Besides arrests, Khan reported, there are more covert surveillance methods employed, in which housing authorities are forging partnerships with police to track movements of residents; government-subsidized cell phones are distributed and their GPS-chips used to track, and in recent years, police are instituting wartime counter-insurgency tactics used to smoke out terrorist cells in Iraq and Afghanistan to surveil black, low socioeconomic-status men.
Think about walking around your own neighborhood and having policemen watching your every move suspiciously, waiting for a reason to pull you aside for a “chat.”
We’ve all heard the Foucault reference a million times, but, it’s relevant here, too: being watched changes how you move, how you think. Forget about locking up black men. The way they are harassed and stalked creates, as Foucault described it, the prison of the mind. And that kind of policing is something black men in many neighborhoods experience every day.
And now, other communities of color or ethnicity are affected as well. If you've watched the news once since 2001, you understand what's happening to Muslim communities.
And technology is only making surveillance easier.

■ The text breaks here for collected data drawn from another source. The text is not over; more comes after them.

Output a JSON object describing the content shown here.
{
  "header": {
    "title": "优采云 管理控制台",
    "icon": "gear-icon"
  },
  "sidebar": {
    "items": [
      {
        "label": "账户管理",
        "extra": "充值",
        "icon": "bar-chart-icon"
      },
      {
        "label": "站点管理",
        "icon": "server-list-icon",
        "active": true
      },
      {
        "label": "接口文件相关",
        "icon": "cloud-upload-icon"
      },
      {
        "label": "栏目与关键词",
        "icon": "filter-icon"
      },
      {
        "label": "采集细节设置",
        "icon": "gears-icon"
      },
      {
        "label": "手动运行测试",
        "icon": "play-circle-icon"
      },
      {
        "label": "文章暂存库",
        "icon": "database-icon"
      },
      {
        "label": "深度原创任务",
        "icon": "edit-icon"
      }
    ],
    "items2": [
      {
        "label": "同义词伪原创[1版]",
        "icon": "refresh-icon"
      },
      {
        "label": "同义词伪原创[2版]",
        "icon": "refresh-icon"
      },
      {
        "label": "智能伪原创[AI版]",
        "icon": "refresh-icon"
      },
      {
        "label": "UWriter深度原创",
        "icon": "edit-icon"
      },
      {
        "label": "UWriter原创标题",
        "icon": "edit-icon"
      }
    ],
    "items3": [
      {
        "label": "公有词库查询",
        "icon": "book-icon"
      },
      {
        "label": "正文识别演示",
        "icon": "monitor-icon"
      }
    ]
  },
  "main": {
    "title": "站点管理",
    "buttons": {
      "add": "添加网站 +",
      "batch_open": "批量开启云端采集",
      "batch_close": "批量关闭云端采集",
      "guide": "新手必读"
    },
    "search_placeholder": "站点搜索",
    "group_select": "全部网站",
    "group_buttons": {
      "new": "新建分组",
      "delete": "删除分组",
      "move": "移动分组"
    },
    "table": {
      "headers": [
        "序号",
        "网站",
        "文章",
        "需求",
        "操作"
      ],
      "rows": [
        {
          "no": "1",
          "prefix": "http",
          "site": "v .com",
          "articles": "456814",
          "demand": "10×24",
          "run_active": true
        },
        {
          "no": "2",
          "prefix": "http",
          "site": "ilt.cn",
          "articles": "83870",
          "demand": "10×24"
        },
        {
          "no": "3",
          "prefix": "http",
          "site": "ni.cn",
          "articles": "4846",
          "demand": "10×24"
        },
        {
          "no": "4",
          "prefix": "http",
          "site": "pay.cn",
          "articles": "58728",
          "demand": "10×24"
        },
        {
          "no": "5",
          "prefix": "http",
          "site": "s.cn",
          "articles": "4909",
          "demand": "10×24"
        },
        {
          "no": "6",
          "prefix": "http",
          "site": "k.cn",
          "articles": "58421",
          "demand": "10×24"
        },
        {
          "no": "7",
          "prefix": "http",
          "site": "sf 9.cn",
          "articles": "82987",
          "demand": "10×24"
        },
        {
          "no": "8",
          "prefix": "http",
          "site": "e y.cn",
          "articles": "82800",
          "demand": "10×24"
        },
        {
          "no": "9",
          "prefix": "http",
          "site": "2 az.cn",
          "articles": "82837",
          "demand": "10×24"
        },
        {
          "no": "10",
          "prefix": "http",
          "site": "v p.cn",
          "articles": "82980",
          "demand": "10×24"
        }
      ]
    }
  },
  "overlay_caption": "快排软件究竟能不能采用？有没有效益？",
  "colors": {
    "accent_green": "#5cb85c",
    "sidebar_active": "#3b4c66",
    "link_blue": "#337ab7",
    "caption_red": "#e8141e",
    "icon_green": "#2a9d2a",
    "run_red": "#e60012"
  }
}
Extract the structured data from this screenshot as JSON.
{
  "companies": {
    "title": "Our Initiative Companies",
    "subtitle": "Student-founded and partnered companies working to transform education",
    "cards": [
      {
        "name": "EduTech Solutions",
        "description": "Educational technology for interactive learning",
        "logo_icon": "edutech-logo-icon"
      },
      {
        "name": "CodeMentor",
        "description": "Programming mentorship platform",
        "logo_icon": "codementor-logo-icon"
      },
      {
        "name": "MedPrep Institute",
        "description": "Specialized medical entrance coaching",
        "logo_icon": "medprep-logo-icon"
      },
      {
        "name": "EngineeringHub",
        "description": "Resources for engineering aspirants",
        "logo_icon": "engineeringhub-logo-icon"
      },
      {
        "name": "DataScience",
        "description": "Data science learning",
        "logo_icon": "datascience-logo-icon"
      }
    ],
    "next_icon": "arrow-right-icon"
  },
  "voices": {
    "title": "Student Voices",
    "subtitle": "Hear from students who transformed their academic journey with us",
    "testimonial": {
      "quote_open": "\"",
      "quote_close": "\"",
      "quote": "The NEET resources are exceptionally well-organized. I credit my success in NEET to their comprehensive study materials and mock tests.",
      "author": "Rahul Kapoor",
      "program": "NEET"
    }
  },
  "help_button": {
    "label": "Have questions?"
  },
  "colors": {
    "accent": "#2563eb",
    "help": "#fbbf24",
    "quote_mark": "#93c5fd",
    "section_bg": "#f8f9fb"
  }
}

Between facial-recognition technology, algorithms used for “predictive policing” and, most recently, Stingrays, the watching done by the human eye historically will be and already is being done faster, easier, cheaper and en masse.
Georgetown’s Alvaro Bedoya said that, to him, “privacy is black kids being able to make mistakes without the law watching their every move.”
I like that. That’s the way I grew up. I made mistakes in my neighborhood all the time. In public. But in my public, there was even still some privacy, or at least obscurity. And I was allowed to get smarter, more mature from those mistakes rather than be forever marked by them.
As always, we’re keeping the vulnerable vulnerable. Asserting power just because we can. Because he who owns the data, who makes decisions on who has access to what based on that data, holds the power.
And that’s why privacy pros, in this context, are so important. There’s been a lot of talk lately about the need to continue making ethics-based decisions and not just compliance-based decisions, and I can’t think of a context more worthy than the restoration of human dignity—for everyone.
As privacy pros, you get to make decisions that have real impacts on people’s lives, though it may sometimes seem more abstract than that. Decisions like, should we even collect this data to begin with? If we do, who might own it someday? And it may seem absurd that these questions are related to social injustice and an imbalance of power, but guess what, they really are.
Maybe privacy matters more to me than I thought.